Everything you should know about the Pulse migration feature

The Pulse migration feature overcomes TM1's file-based architectural limitations with a centralized model that reduces risk of mistakes. This article explains everything you should know about the Pulse migration feature.

The migration concept in Pulse

Pulse provides enterprise grade migration features allowing you to easily move changes in your IBM TM1 and Planning Analytics models between servers. The migration has four important steps:

The first step is to Create a migration package, select or let Pulse select the TM1 objects you want to migrate. If you target instance is on a separate server, you will have to Download the migration package from Pulse on the source server and then import it to Pulse on the target server. The last step is to Execute the migration package. The Download and Import steps are not needed if the migration is between two TM1 instances on the same server.

The different methods to create a package

The first step when creating a migration package is to choose the method. The All package will enable you to include all TM1 objects. This method can be used to compare two instances. With the Documentation Only, Pulse will migrate the documentation input in Pulse. By choosing the Manual method, Pulse enables you to select manually the TM1 objects you want to migrate. The Source Control method allows you to query for a list of changes based on a date range and also by developer/user (leave this blank for all users) and then select the items you want to migrate.

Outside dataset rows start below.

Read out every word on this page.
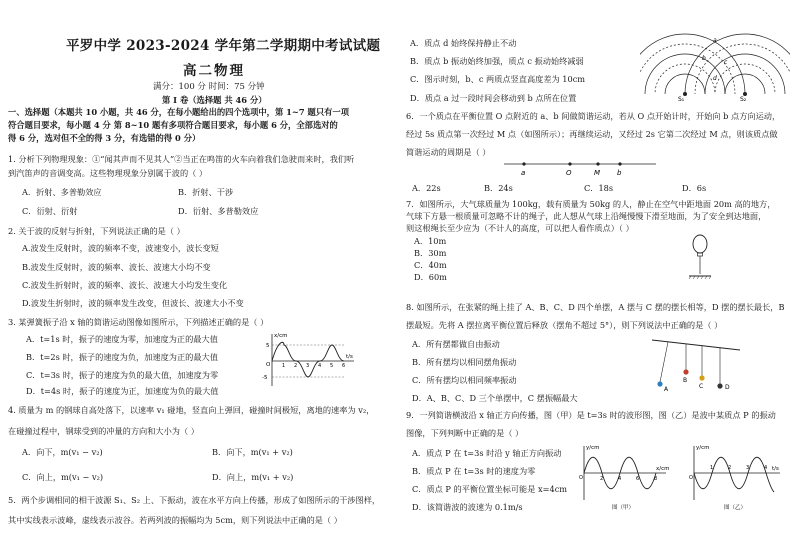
平罗中学 2023-2024 学年第二学期期中考试试题
高二物理
满分：100 分 时间：75 分钟
第 I 卷（选择题 共 46 分）
一、选择题（本题共 10 小题，共 46 分，在每小题给出的四个选项中，第 1~7 题只有一项
符合题目要求，每小题 4 分 第 8~10 题有多项符合题目要求，每小题 6 分，全部选对的
得 6 分，选对但不全的得 3 分，有选错的得 0 分）
1. 分析下列物理现象：①“闻其声而不见其人”②当正在鸣笛的火车向着我们急驶而来时，我们听
到汽笛声的音调变高。这些物理现象分别属于波的（ ）
A．折射、多普勒效应	B．折射、干涉
C．衍射、衍射	D．衍射、多普勒效应
2. 关于波的反射与折射，下列说法正确的是（ ）
A.波发生反射时，波的频率不变，波速变小，波长变短
B.波发生反射时，波的频率、波长、波速大小均不变
C.波发生折射时，波的频率、波长、波速大小均发生变化
D.波发生折射时，波的频率发生改变，但波长、波速大小不变
3. 某弹簧振子沿 x 轴的简谐运动图像如图所示，下列描述正确的是（ ）
A．t=1s 时，振子的速度为零，加速度为正的最大值
B．t=2s 时，振子的速度为负，加速度为正的最大值
C．t=3s 时，振子的速度为负的最大值，加速度为零
D．t=4s 时，振子的速度为正，加速度为负的最大值
x/cm
5
-5
O
t/s
1 2 3 4 5 6
4. 质量为 m 的钢球自高处落下，以速率 v₁ 碰地，竖直向上弹回，碰撞时间极短，离地的速率为 v₂，
在碰撞过程中，钢球受到的冲量的方向和大小为（ ）
A．向下，m(v₁ − v₂)	B．向下，m(v₁ + v₂)
C．向上，m(v₁ − v₂)	D．向上，m(v₁ + v₂)
5．两个步调相同的相干波源 S₁、S₂ 上、下振动，波在水平方向上传播，形成了如图所示的干涉图样，
其中实线表示波峰，虚线表示波谷。若两列波的振幅均为 5cm，则下列说法中正确的是（ ）
A．质点 d 始终保持静止不动
B．质点 b 振动始终加强，质点 c 振动始终减弱
C．图示时刻，b、c 两质点竖直高度差为 10cm
D．质点 a 过一段时间会移动到 b 点所在位置	S₁	S₂
a
b
c
d
6．一个质点在平衡位置 O 点附近的 a、b 间做简谐运动，若从 O 点开始计时，开始向 b 点方向运动，
经过 5s 质点第一次经过 M 点（如图所示）；再继续运动，又经过 2s 它第二次经过 M 点，则该质点做
简谐运动的周期是（ ）
a	O	M b
A．22s	B．24s	C．18s	D．6s
7．如图所示，大气球质量为 100kg，载有质量为 50kg 的人，静止在空气中距地面 20m 高的地方，
气球下方悬一根质量可忽略不计的绳子，此人想从气球上沿绳慢慢下滑至地面，为了安全到达地面，
则这根绳长至少应为（不计人的高度，可以把人看作质点）（ ）
A．10m
B．30m
C．40m
D．60m
8. 如图所示，在张紧的绳上挂了 A、B、C、D 四个单摆，A 摆与 C 摆的摆长相等，D 摆的摆长最长，B
摆最短。先将 A 摆拉离平衡位置后释放（摆角不超过 5°），则下列说法中正确的是（ ）
A．所有摆都做自由振动
B．所有摆均以相同摆角振动
C．所有摆均以相同频率振动
D．A、B、C、D 三个单摆中，C 摆振幅最大
A
B
C	D
9．一列简谐横波沿 x 轴正方向传播，图（甲）是 t=3s 时的波形图，图（乙）是波中某质点 P 的振动
图像，下列判断中正确的是（ ）
A．质点 P 在 t=3s 时沿 y 轴正方向振动
B．质点 P 在 t=3s 时的速度为零
C．质点 P 的平衡位置坐标可能是 x=4cm
D．该简谐波的波速为 0.1m/s
y/cm
x/cm
O	2	4	6	8
图（甲）
y/cm
t/s
O
1	2	3	4
图（乙）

In this example we selected the Manual method and we picked the General Ledger cube:

Review the changes

In the next screen you can review the files that are going to be included in the package, there can be 1 or 2 files depending on the type of objects selected. .cubx is a technical file in Pulse containing the cube information such as its dimensions. When migrating a dimension, the files .dimd and .dimx are included in the package.

Pulse will find all dependencies for you

After clicking Next, you will be presented with the dependencies that Pulse has found for each object in the package. Pulse recursively finds dependencies so there may be many dependencies for each object selected.

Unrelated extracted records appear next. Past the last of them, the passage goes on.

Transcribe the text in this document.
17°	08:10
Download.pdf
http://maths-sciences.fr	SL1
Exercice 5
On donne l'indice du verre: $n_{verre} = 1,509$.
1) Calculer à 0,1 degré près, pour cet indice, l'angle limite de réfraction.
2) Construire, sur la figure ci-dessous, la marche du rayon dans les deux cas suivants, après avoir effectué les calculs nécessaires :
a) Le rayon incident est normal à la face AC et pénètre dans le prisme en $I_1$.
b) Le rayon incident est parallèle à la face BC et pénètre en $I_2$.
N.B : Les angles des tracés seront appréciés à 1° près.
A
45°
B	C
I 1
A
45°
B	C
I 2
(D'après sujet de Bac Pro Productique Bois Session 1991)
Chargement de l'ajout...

What is more here is that you don’t need to worry if you missed one object, Pulse will include all dependencies into the package. For example, if you want to migrate the General Ledger cube, just select the cube and Pulse will add the rule file, all dimensions and attributes.

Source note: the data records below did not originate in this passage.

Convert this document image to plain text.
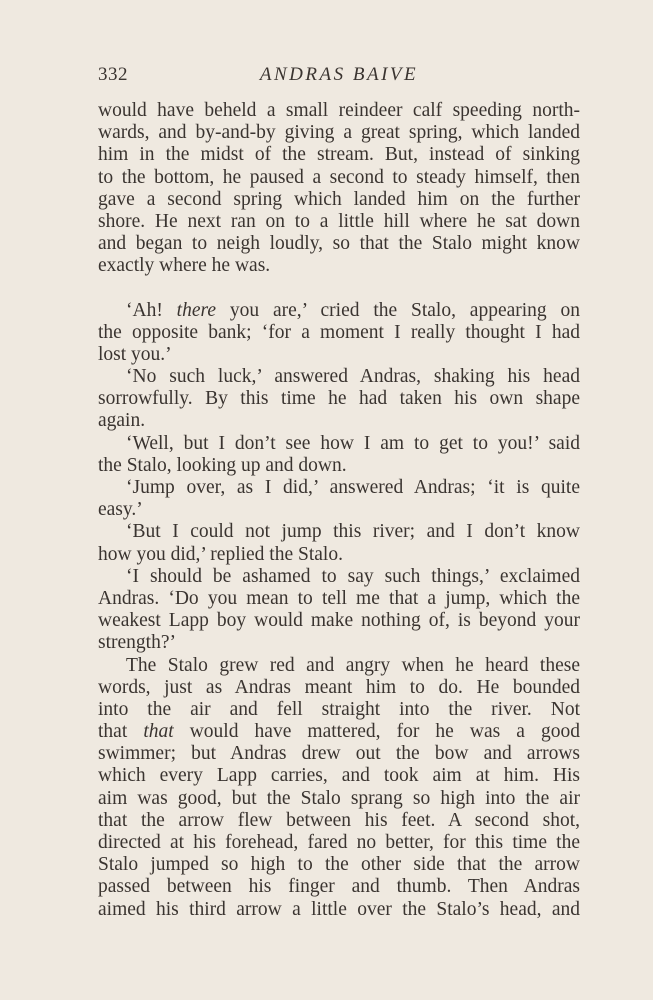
332	ANDRAS BAIVE
would have beheld a small reindeer calf speeding north-
wards, and by-and-by giving a great spring, which landed
him in the midst of the stream. But, instead of sinking
to the bottom, he paused a second to steady himself, then
gave a second spring which landed him on the further
shore. He next ran on to a little hill where he sat down
and began to neigh loudly, so that the Stalo might know
exactly where he was.
‘Ah! there you are,’ cried the Stalo, appearing on
the opposite bank; ‘for a moment I really thought I had
lost you.’
‘No such luck,’ answered Andras, shaking his head
sorrowfully. By this time he had taken his own shape
again.
‘Well, but I don’t see how I am to get to you!’ said
the Stalo, looking up and down.
‘Jump over, as I did,’ answered Andras; ‘it is quite
easy.’
‘But I could not jump this river; and I don’t know
how you did,’ replied the Stalo.
‘I should be ashamed to say such things,’ exclaimed
Andras. ‘Do you mean to tell me that a jump, which the
weakest Lapp boy would make nothing of, is beyond your
strength?’
The Stalo grew red and angry when he heard these
words, just as Andras meant him to do. He bounded
into the air and fell straight into the river. Not
that that would have mattered, for he was a good
swimmer; but Andras drew out the bow and arrows
which every Lapp carries, and took aim at him. His
aim was good, but the Stalo sprang so high into the air
that the arrow flew between his feet. A second shot,
directed at his forehead, fared no better, for this time the
Stalo jumped so high to the other side that the arrow
passed between his finger and thumb. Then Andras
aimed his third arrow a little over the Stalo’s head, and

One your objects have been selected, you then have 3 options:

  • Add or update the dependency on the target server.

  • Add the dependency if the objects don’t exist (default)

  • Ignore the dependency: If you choose to ignore the dependency it is possible that the package will fail to execute.

You can choose to include/exclude dependencies as required, however it is recommended that you include all dependencies. 

Live vs Offline migration

Pulse is catered for two types of migration:

  • Live Update (Hot Promote): Creates a package that can be executed on a running TM1 instance.

  • Offline Update (Cold Promote): Creates a package that contains the native TM1 files that can be copied to the target data directory once TM1 has been stopped.

The Offline package will require a restart of the target instance. You will then have to unzip it and paste these TM1 objects into the target TM1 data folder and restart the TM1 instance.

With a Live package, you will be able to migrate TM1 objects without restarting the target instance. In the package you will find technical files created by Pulse to store the information about the objects. Pulse will them use these files to create on the fly the new objects in the target instance.